BMW 507, Z1, Z3, Z8 and three generations of Z4.
Low two-seaters with a long nose: all BMW roadsters
Quick, sharp lines
Each design is a combination of lines and surfaces. In 2002, I had been drawing cars for about ten years, almost daily, as a creative outlet, and at that time always with a mechanical pencil. Because such a pencil always has a sharp point, you can draw very sharp lines with it (if you press a little less hard and wipe the lines a bit, it is also very well possible to make soft shadows with it) and I love quick, sharp lines. A line you cannot quickly put on paper soon comes across as too made up. With that love for sharp lines, at the turn of the century, I was in luck: Ford came up with the New Edge philosophy, Renault introduced cars like the second Mégane and the Avantime and there are many more examples to mention, including BMW. Chris Bangle (of the Coupé Fiat) held sway at the BMW design department at the time, Adrian van Hooydonk (Bangles later successor as head of design) in 1999 had designed the Z9 Concept Coupé and one of the production cars the sharp lines and smooth, flowing surfaces of that study car could be found in was the Z4, a design by Anders Warming. An early sketch of his hand shows very nicely how the main lines can be put on paper in a few stripes, and yet it is already unmistakably a Z4 from generation E85.
Black and white and color sketch of a roadster seen from the side.

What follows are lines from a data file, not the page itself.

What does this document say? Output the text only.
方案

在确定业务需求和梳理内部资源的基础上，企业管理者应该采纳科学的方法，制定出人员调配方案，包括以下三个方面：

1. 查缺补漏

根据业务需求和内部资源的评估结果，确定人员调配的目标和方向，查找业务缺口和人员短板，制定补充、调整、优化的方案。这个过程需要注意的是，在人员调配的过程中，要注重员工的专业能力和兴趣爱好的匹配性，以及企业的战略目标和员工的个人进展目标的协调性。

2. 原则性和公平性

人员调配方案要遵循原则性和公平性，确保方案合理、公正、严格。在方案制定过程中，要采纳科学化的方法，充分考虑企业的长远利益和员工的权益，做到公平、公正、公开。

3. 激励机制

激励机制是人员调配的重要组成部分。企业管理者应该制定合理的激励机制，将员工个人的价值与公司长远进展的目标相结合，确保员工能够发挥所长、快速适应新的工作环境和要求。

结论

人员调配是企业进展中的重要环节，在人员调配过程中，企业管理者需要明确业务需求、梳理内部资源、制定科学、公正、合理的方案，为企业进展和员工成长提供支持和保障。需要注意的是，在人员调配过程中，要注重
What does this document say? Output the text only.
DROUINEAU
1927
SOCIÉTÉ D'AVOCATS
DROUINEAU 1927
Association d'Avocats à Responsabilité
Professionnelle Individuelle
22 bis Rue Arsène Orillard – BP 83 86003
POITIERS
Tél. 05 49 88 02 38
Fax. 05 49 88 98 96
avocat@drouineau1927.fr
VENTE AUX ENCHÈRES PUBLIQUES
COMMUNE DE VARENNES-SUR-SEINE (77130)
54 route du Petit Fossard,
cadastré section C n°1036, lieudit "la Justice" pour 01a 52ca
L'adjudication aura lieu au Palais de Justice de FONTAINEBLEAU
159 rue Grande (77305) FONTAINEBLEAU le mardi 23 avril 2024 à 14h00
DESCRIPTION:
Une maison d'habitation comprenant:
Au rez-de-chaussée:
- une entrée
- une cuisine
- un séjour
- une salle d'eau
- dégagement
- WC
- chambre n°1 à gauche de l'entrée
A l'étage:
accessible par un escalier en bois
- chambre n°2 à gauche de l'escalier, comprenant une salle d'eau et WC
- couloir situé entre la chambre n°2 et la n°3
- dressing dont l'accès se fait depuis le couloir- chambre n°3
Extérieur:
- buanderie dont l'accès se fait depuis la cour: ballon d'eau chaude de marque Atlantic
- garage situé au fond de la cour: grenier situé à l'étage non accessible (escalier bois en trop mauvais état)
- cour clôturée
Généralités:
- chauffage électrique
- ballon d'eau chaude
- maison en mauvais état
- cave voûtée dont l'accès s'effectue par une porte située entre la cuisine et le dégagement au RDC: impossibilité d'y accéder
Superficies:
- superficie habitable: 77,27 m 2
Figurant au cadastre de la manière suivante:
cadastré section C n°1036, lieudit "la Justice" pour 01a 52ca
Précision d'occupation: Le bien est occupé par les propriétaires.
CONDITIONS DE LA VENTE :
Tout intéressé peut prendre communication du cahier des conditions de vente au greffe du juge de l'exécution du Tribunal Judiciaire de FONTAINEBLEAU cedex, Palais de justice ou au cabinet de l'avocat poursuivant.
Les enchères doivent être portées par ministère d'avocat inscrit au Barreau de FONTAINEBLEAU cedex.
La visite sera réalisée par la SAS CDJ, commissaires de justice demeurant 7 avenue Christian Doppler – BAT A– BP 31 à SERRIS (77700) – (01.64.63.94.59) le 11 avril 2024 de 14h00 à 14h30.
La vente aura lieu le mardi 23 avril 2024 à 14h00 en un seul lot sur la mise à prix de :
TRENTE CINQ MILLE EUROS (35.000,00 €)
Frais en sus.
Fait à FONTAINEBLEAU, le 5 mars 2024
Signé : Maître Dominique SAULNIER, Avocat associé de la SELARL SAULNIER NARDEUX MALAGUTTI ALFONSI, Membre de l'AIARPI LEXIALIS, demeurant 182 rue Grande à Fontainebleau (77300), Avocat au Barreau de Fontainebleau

Original sketches for the Z4 by Anders Warming
Functional Zorro
Quick, hard lines are abundant in the design of the Z4, the most striking being the Z-shape (because Z4) on the flanks. Those lines are sharp as a sword, as if Warming were playing Zorro, with his drawing tools as a sword. That Z is a nice and original detail, but what makes it a good design is that every element of that Z contributes to the overall picture: the top curvature contributes to the optical length of the nose, the diagonal is an extension of the windshield pillar, and the lower arch emphasizes the distance between the front wheel arch and the front of the door. In addition, that line (which I marked in blue in the image below) visually extends at the front into the seam separating the front bumper from the front flank and which continues above the headlights, emphasizing how low the headlights are positioned. With the roof closed, that line even runs all the way along the top of the side window to the diagonal of the Z. Also on a simpler level there are many nice inventions in the design. Take the headlights, whose arc shape at the bottom is emphasized by the turn indicators in orange (which unfortunately disappeared with the facelift in 2006). That arc shape refers to the design theme of concave and convex curves and is also a kind of echo of the arc shape in the "kidneys", the BMW-typical double grille. Because the Z in Z4 may stand for Zukunft (future), to make the car immediately recognizable as a BMW, a little tradition is indispensable.
Pictures of the Z4 diagonally from the front and diagonally from the back with colored lines drawn across it.
A number of striking sharp and continuous lines
Moving image Zorro's sword cutting a Z in a poster and a drawn Z over an image of the Z4.